The remaining liquid left after distillation is cycled back around the system to extract the maximum amount of water. The final products of the process are a concentrated salty sludge of waste and pure drinking water. In space the waste would be packed into a redundant supply ship and burned up in the Earth’s atmosphere during its return to Earth. The water is ready to drink.

“It’s the cleanest water,” says Pruitt, “cleaner than anything we’ll drink on Earth.”

However, before the astronauts get to sup this super-clean water it is further treated to prevent the growth of bacteria. This involves adding iodine, which gives water on the ISS a slight medicinal taste. “It’s not bad,” says Pruitt. “You just have to get used to it.”

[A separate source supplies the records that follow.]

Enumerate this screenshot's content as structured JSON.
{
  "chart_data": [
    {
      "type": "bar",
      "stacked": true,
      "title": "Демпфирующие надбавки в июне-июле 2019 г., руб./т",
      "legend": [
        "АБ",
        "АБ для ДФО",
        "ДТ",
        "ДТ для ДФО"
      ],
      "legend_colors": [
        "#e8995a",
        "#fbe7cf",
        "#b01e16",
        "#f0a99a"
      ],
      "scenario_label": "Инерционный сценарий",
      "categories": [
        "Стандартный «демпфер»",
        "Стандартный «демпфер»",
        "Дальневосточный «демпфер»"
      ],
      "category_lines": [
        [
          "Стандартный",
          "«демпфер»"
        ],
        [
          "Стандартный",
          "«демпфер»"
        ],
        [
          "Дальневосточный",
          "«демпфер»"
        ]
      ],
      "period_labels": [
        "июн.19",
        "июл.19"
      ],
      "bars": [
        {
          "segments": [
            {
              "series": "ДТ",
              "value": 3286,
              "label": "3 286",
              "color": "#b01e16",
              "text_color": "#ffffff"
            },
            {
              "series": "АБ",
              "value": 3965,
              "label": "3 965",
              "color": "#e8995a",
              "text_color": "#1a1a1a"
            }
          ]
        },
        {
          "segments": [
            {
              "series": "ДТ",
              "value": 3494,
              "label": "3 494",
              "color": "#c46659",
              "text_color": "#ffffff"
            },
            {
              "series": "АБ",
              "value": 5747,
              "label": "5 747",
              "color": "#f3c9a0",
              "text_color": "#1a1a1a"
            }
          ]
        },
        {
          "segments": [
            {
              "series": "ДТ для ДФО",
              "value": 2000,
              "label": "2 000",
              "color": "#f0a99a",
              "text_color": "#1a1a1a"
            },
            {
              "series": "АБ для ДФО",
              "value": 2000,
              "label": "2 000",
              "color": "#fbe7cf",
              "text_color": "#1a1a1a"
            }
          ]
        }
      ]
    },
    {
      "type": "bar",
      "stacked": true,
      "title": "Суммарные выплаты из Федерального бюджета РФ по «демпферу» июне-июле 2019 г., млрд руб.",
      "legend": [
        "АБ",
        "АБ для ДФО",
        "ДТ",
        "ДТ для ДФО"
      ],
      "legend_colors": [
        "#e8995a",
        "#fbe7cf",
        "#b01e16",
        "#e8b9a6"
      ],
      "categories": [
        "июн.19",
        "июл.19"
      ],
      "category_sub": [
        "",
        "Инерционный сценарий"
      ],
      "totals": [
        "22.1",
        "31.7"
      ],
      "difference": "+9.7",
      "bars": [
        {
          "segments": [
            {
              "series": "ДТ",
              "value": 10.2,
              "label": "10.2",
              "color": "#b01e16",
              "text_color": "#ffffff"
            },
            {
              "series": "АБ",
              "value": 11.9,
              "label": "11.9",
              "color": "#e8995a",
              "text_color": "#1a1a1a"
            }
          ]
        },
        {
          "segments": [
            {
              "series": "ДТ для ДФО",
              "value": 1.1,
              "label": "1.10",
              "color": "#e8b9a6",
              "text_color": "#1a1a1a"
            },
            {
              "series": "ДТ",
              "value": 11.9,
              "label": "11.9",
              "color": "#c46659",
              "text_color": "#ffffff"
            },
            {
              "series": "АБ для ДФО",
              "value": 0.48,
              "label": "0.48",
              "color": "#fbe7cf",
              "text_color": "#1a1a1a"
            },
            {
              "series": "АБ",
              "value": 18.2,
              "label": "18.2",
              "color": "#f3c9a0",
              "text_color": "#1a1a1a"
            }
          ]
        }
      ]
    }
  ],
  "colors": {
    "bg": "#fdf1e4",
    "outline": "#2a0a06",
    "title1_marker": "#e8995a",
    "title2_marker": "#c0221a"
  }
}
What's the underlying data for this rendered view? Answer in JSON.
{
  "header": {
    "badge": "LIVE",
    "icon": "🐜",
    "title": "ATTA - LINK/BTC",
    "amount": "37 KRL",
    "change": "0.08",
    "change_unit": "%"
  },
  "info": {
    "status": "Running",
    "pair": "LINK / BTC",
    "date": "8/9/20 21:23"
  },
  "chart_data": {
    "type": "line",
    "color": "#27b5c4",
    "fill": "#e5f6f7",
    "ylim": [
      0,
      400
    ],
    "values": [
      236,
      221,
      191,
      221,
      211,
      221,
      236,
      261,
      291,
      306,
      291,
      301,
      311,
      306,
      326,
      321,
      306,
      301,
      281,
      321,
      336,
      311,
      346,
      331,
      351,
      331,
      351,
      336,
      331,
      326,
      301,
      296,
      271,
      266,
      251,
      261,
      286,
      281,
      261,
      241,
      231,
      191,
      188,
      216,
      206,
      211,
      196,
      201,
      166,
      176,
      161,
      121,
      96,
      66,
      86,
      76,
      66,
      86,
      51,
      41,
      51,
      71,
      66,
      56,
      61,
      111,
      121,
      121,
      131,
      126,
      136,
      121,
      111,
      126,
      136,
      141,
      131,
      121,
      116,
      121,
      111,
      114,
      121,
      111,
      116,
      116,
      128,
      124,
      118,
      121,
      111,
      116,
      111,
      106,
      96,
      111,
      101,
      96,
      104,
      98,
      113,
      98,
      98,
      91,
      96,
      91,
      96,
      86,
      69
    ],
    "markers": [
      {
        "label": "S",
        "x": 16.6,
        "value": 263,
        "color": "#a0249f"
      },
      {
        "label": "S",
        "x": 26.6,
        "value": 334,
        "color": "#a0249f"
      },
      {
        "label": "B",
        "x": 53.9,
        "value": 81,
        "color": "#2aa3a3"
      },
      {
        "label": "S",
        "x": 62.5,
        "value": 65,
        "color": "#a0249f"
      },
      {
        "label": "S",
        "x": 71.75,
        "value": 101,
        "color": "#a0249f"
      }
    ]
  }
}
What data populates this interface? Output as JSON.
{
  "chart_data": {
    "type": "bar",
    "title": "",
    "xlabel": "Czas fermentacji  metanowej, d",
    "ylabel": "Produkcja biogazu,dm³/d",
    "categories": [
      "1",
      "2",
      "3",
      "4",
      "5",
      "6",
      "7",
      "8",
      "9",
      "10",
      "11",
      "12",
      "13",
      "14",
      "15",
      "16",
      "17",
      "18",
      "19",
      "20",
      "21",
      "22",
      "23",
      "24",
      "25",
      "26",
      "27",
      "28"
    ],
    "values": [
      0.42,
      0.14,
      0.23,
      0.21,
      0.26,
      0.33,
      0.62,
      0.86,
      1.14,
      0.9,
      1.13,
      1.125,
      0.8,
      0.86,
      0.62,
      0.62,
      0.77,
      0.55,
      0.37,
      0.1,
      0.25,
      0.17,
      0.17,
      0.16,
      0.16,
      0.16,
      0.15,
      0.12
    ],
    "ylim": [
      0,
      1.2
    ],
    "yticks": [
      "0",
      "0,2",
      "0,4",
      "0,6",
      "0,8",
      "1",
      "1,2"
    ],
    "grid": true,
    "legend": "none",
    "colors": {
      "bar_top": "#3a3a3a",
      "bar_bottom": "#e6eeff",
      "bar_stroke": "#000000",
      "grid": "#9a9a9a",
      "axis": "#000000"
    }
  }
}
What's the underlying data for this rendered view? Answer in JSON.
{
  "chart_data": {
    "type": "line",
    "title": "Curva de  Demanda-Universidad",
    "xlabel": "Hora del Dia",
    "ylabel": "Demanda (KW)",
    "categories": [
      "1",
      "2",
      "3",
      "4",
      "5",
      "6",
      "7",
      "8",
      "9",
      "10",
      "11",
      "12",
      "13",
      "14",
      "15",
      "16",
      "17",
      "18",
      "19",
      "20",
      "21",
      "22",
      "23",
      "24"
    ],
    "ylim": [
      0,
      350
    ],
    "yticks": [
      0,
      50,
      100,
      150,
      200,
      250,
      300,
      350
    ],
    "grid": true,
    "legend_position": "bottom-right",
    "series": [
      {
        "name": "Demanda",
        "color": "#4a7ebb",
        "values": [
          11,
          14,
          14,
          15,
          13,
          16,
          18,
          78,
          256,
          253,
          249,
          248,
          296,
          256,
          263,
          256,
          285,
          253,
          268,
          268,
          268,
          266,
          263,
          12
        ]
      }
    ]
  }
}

Having proved the new pre-treatment formula no longer causes blockages, Nasa engineers will be introducing the revised system over the coming months. The hope is that it should bump up water recovery rates in space to the same efficiencies they are seeing in the lab on Earth.

In the meantime Pruitt’s team is developing the technology to make the process even more efficient.

“Even when you’re in urine for several years,” she says, “it’s still fun!”